Growing up, Amy Tam lied about her father to her friends.
"My parents are just separated," she'd tell her friends at highschool, embarrassed to admit that she didn't know much at all about the paternal side of her family.
It had always been a no-go topic in her household, so much so her mother would get frustrated and upset when she'd bring up the topic.
It had always just been the two of them, but as soon as she started primary school she realised she was different.
WATCH: Amy Tam will appear on Insight tonight. Post continues after video.
"I remember a teacher told the class 'we don't make judgements about people from different families' and everyone turned to me and I was like 'oh, me?' I thought it wasn't such a big deal, but everyone in the class seemed to be attuned to the fact I was different," Amy told Mamamia.
Amy started to become so aware of her lack of 'dad,' it started consume her thoughts.

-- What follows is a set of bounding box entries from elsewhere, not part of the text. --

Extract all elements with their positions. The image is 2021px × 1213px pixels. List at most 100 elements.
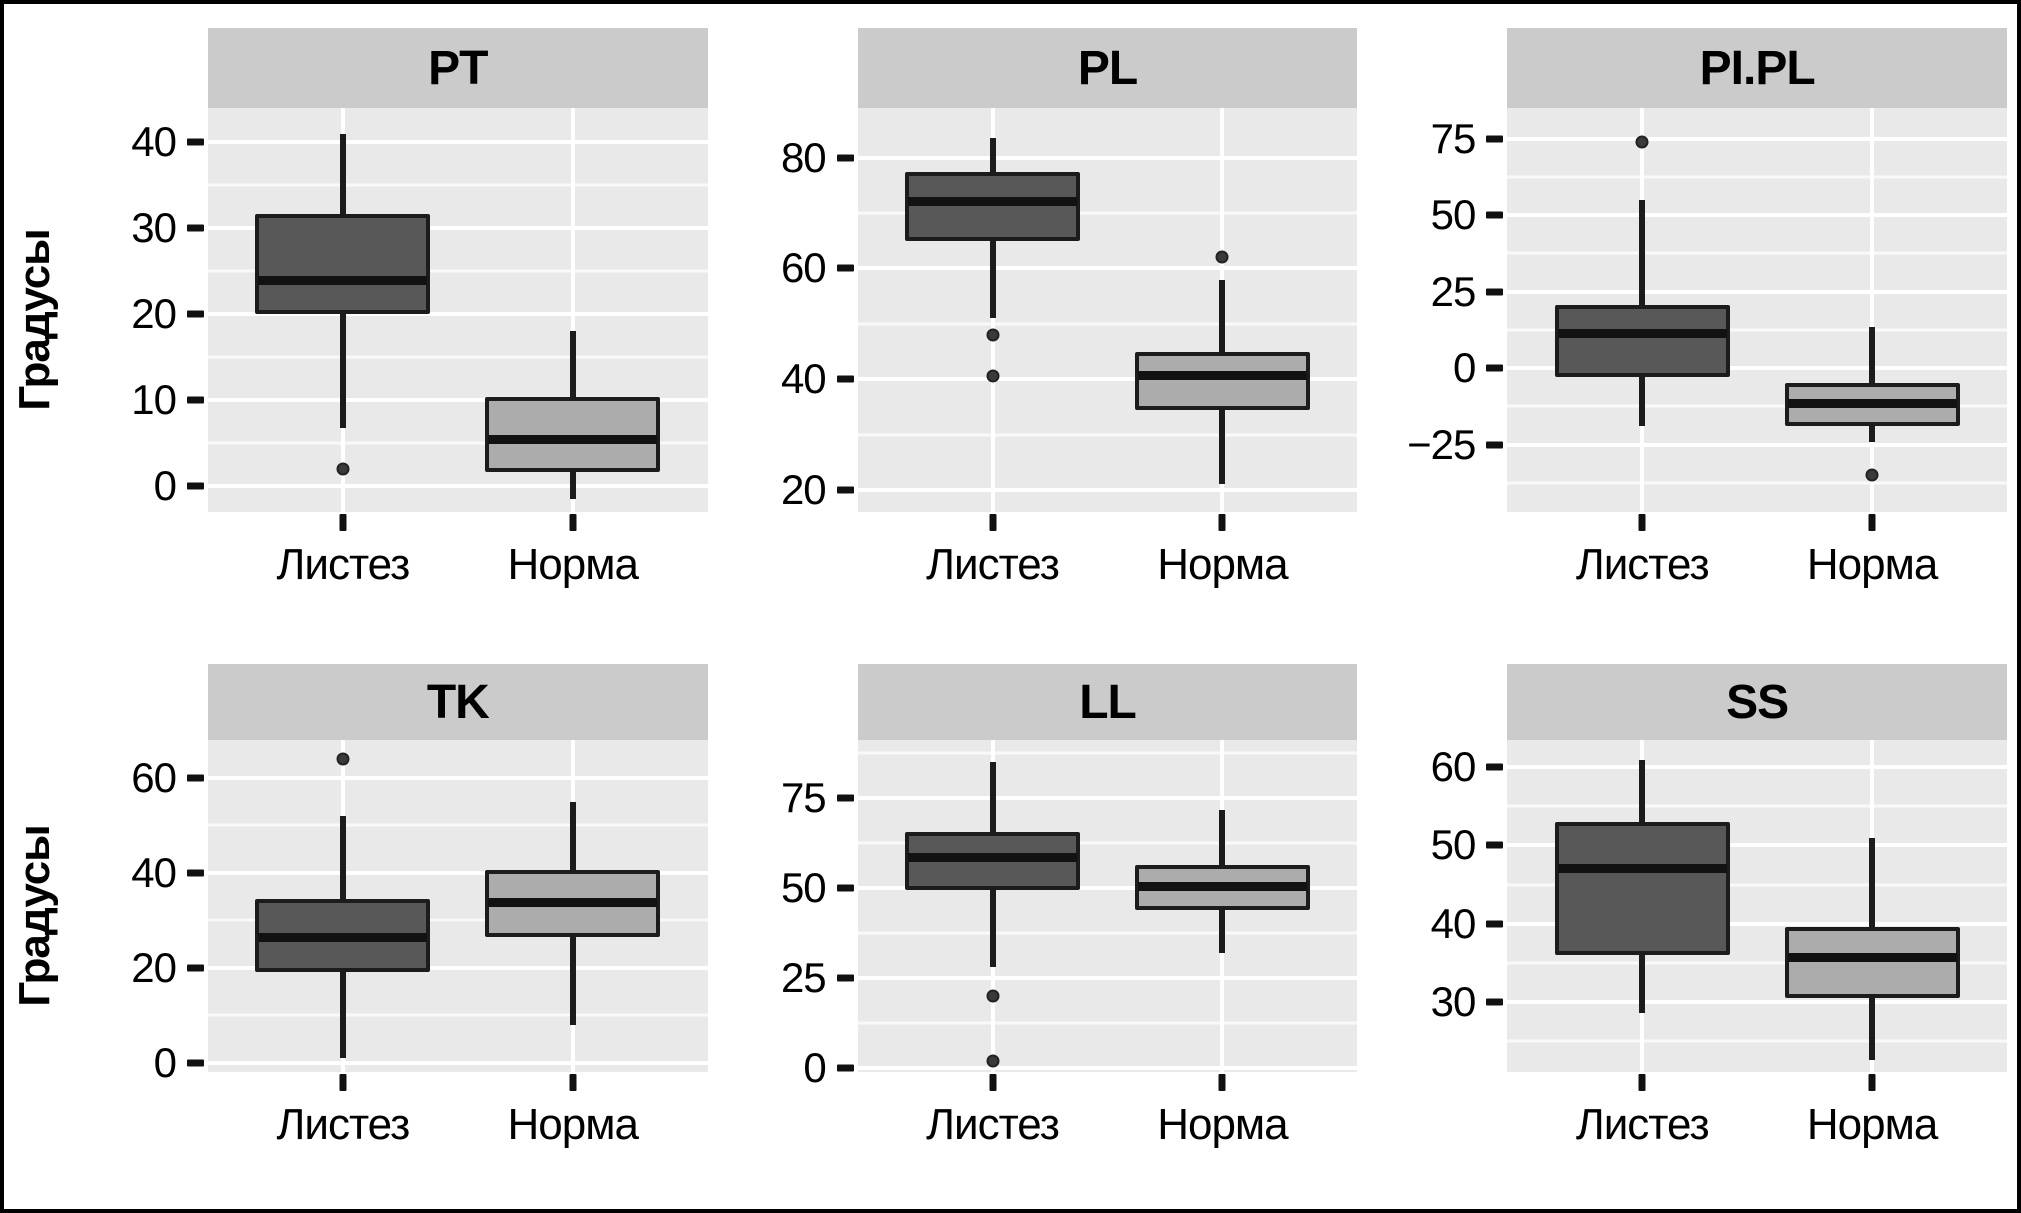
facets-top: PT 0 10 20 30 40 Листез Норма PL 20 40 60 80 Листез Но… (58, 28, 2008, 604)
outlier-point (1865, 468, 1879, 482)
gridline-major (208, 312, 708, 317)
outlier-point (336, 462, 350, 476)
x-category-label: Листез (276, 1100, 411, 1149)
facet-strip: TK (208, 664, 708, 740)
gridline-major (208, 775, 708, 780)
gridline-major (208, 140, 708, 145)
x-tick-mark (1868, 514, 1876, 531)
y-tick-mark (187, 774, 204, 782)
y-tick-mark (1486, 763, 1504, 771)
gridline-major (208, 870, 708, 875)
boxplot-box-Листез (905, 171, 1081, 241)
gridline-major (1507, 843, 2008, 848)
gridline-major (208, 398, 708, 403)
y-tick-label: 60 (131, 753, 177, 801)
y-tick-mark (187, 396, 204, 404)
facet-strip: SS (1507, 664, 2008, 740)
facet-row-top: Градусы PT 0 10 20 30 40 Листез Норма PL 20 40 60 80… (10, 28, 2008, 604)
gridline-major (857, 266, 1358, 271)
x-category-label: Листез (926, 1100, 1060, 1149)
facets-bottom: TK 0 20 40 60 Листез Норма LL 0 25 50 75 Листез Норма… (58, 664, 2008, 1164)
gridline-minor (857, 433, 1358, 437)
gridline-major (1507, 136, 2008, 141)
median-line (1137, 370, 1307, 380)
x-category-label: Норма (1157, 540, 1288, 589)
facet-TK: TK 0 20 40 60 Листез Норма (58, 664, 708, 1164)
gridline-major (1507, 289, 2008, 294)
y-tick-mark (836, 884, 854, 892)
y-tick-label: 60 (1430, 743, 1477, 791)
y-tick-mark (836, 1064, 854, 1072)
outlier-point (986, 369, 1000, 383)
y-axis-title-column: Градусы (10, 664, 59, 1164)
gridline-major (857, 487, 1358, 492)
median-line (1787, 953, 1957, 963)
x-tick-mark (569, 1074, 577, 1091)
y-tick-label: 40 (1430, 899, 1477, 947)
y-tick-label: 75 (1430, 114, 1477, 162)
gridline-major (208, 1060, 708, 1065)
x-category-label: Норма (507, 1100, 639, 1149)
y-axis-gutter: 30 40 50 60 (1357, 740, 1507, 1072)
boxplot-box-Норма (1784, 927, 1960, 998)
facet-title: PI.PL (1699, 41, 1816, 95)
y-tick-label: 0 (153, 1038, 177, 1086)
y-tick-mark (1486, 841, 1504, 849)
y-tick-mark (836, 974, 854, 982)
facet-strip: PT (208, 28, 708, 108)
gridline-major (1507, 999, 2008, 1004)
gridline-major (1507, 213, 2008, 218)
y-axis-gutter: 0 10 20 30 40 (58, 108, 208, 512)
x-category-label: Норма (1157, 1100, 1288, 1149)
y-tick-mark (1486, 211, 1504, 219)
y-tick-mark (187, 869, 204, 877)
y-tick-mark (187, 310, 204, 318)
gridline-major (1507, 366, 2008, 371)
facet-PL: PL 20 40 60 80 Листез Норма (708, 28, 1358, 604)
gridline-major (857, 795, 1358, 800)
y-tick-mark (187, 482, 204, 490)
outlier-point (1635, 135, 1649, 149)
y-tick-mark (836, 794, 854, 802)
gridline-minor (1507, 804, 2008, 808)
plot-panel (208, 108, 708, 512)
y-tick-mark (836, 154, 854, 162)
y-tick-label: 30 (1430, 977, 1477, 1025)
y-axis-title: Градусы (10, 229, 59, 411)
plot-panel (1507, 740, 2008, 1072)
x-category-label: Норма (1806, 540, 1938, 589)
y-tick-label: 0 (153, 462, 177, 510)
facet-LL: LL 0 25 50 75 Листез Норма (708, 664, 1358, 1164)
facet-strip: LL (857, 664, 1358, 740)
y-tick-label: 25 (1430, 267, 1477, 315)
x-tick-mark (1218, 1074, 1226, 1091)
gridline-minor (857, 322, 1358, 326)
gridline-major (1507, 442, 2008, 447)
gridline-vertical (570, 108, 575, 512)
plot-panel (1507, 108, 2008, 512)
gridline-minor (857, 211, 1358, 215)
facet-PT: PT 0 10 20 30 40 Листез Норма (58, 28, 708, 604)
y-tick-mark (187, 138, 204, 146)
x-axis: Листез Норма (858, 512, 1358, 604)
y-tick-label: 10 (131, 376, 177, 424)
gridline-major (1507, 765, 2008, 770)
x-tick-mark (989, 514, 997, 531)
gridline-minor (857, 931, 1358, 935)
plot-panel (857, 108, 1358, 512)
y-tick-label: 40 (131, 848, 177, 896)
gridline-minor (1507, 883, 2008, 887)
gridline-minor (857, 841, 1358, 845)
boxplot-box-Листез (1554, 822, 1730, 955)
y-tick-mark (836, 264, 854, 272)
x-axis: Листез Норма (858, 1072, 1358, 1164)
y-tick-mark (1486, 441, 1504, 449)
y-tick-label: 80 (780, 133, 827, 181)
y-tick-label: 75 (780, 773, 827, 821)
facet-SS: SS 30 40 50 60 Листез Норма (1357, 664, 2008, 1164)
plot-panel (208, 740, 708, 1072)
y-axis-title-column: Градусы (10, 28, 59, 604)
y-tick-mark (1486, 135, 1504, 143)
median-line (488, 434, 658, 444)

At least her classmates that were from divorced families still knew who their parents were. Most of them still had some kind of contact as well. How could she not even know who hers was?
When she got to high school, she started off being honest with her peers "but I felt like I got such a negative reaction, and people would pity me," said Amy. "So I made up so many lies. No one probably gave [the stories of my dad] the time of day, but I would think about it constantly."
At home, under constant questioning, Amy's mum had, over time, finally given her some bare minimum information: Her dad lived in the UK, one of his parents was Chinese and the other was English, he was vegetarian, and he and her mother had had a short-term relationship that didn't work out because he didn't want kids.